In the meanwhile, EF China has also provided compacity building to government campaign personnel in charge of environmental and climate issues. It has helped them explore and share how to effectively marshal public support and participation in pollution control campaigns. Within two years, more than 170 such personnel from Yunnan, Shandong, Henan, and Hebei provinces participated.

Changing Public Behavior

When it comes to solving environmental problems and responding to climate change, public support and participation is a key. Good communications can greatly enhance the public’s awareness and lead to a transformation of their behavior. This area has gradually become a focus of EF China’s strategic communications work.

In order to address the problem of disaggregated coal burning, China introduced a series of clean heating policies. However, villagers in many regions resisted them. This is due to various reasons, such as unfamiliarity toward the policies, difficulty in changing old habits, economic constraints, and a lack of supporting infrastructure. 

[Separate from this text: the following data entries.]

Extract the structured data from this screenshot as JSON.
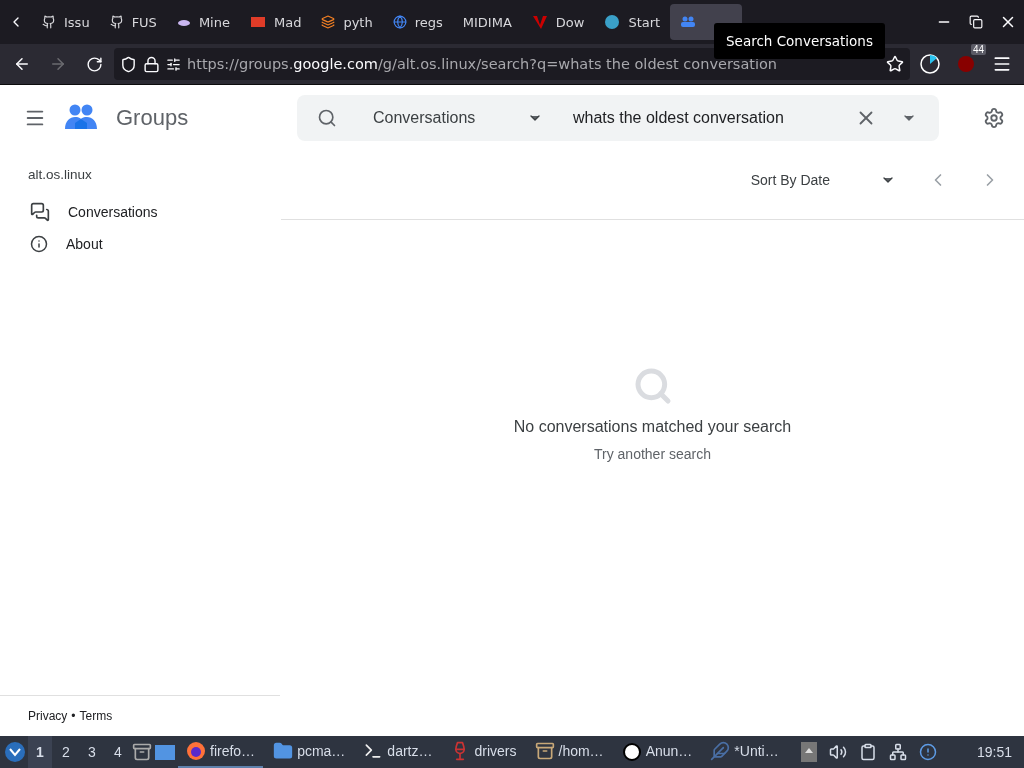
{
  "browser": {
    "tabs": [
      {
        "label": "Issu",
        "selected": false
      },
      {
        "label": "FUS",
        "selected": false
      },
      {
        "label": "Mine",
        "selected": false
      },
      {
        "label": "Mad",
        "selected": false
      },
      {
        "label": "pyth",
        "selected": false
      },
      {
        "label": "regs",
        "selected": false
      },
      {
        "label": "MIDIMA",
        "selected": false
      },
      {
        "label": "Dow",
        "selected": false
      },
      {
        "label": "Start",
        "selected": false
      },
      {
        "selected": true
      }
    ],
    "tooltip": "Search Conversations",
    "url": {
      "prefix": "https://groups.",
      "domain": "google.com",
      "path": "/g/alt.os.linux/search?q=whats the oldest conversation"
    },
    "extension_badge": "44"
  },
  "app": {
    "name": "Groups",
    "group": "alt.os.linux",
    "nav": [
      {
        "label": "Conversations"
      },
      {
        "label": "About"
      }
    ],
    "footer_links": [
      "Privacy",
      "Terms"
    ],
    "footer_separator": "•",
    "search": {
      "scope": "Conversations",
      "query": "whats the oldest conversation"
    },
    "sort": "Sort By Date",
    "empty": {
      "title": "No conversations matched your search",
      "hint": "Try another search"
    }
  },
  "taskbar": {
    "workspaces": [
      {
        "label": "1",
        "selected": true
      },
      {
        "label": "2",
        "selected": false
      },
      {
        "label": "3",
        "selected": false
      },
      {
        "label": "4",
        "selected": false
      }
    ],
    "tasks": [
      {
        "label": "firefo…",
        "selected": true
      },
      {
        "label": "pcma…",
        "selected": false
      },
      {
        "label": "dartz…",
        "selected": false
      },
      {
        "label": "drivers",
        "selected": false
      },
      {
        "label": "/hom…",
        "selected": false
      },
      {
        "label": "Anun…",
        "selected": false
      },
      {
        "label": "*Unti…",
        "selected": false
      }
    ],
    "clock": "19:51"
  }
}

 In 2017, EF China helped the Center for Environmental Education and Communications, a research institution supervised by the Ministry of Ecology and Environment, carry out a communications project for the management of disaggregated coal in China’s rural areas, emphasizing the necessity to work on the basis of the target audience’s perceptions and needs. The project released a report titled Coal-burning Management Report for Beijing-Tianjin-Hebei, which analyzed people’s concerns about cost, efficacy, and maintenance of alternative solutions, before examining the current policies, institutional mechanisms, markets, and public communication efforts concerning clean heating. It came up with a tailor-made communication tool kit for rural disaggregated coal pollution control, providing useful guidance for grassroots communication work. From 2018 to 2019, EF China provided support to the center over their pilot program on the communication tool kit in rural Hebei. Based on the preferences and actual needs of local audience, it designed verses, slogans, and TikTok videos covering policies, prices, safety, and maintenance, successfully enhancing understanding and boosting confidence among the local population.

“This project has provided us with a new way to work on public communications and public behavior guidance concerning air pollution control. Communications work needs to be based on the target audience’s actual needs for work and living, and in keeping with their culture and traditions. Only then, can we ensure that our message will touch their hearts, which in turn leads to changes on the ground. EF China has brought in international experience and fresh thinking on strategic communications to provide valuable support for research and pilot programs of the project,” said Jia Feng, Director of the Center for Environmental Education and Communications.

Beginning in 2018, EF China began to focus on the issue of decarbonization of the consumer sector. Domestic consumption has been the most significant driving force for China’s economic growth for five consecutive years, with demand for resources and energy growing strongly. Studies predict that by 2035, residential energy consumption will account for 40 percent of total energy consumption in the country. In order to achieve China’s carbon peak targets, decarbonization in the consumer sector is absolutely imperative. On its intervention of low-carbon consumption by communications project, EF China will work with partners, businesses, communities, media organizations, and other stakeholders to promote the low-carbon consumption concept and behavior change of the Chinese public.

“We look forward to continually exploring all skills and tools related to communicating climate and low-carbon issues, helping one other to understand problems at hand and build a green, low-carbon, and prosperous future with strong ambition,” Ms. Jing said.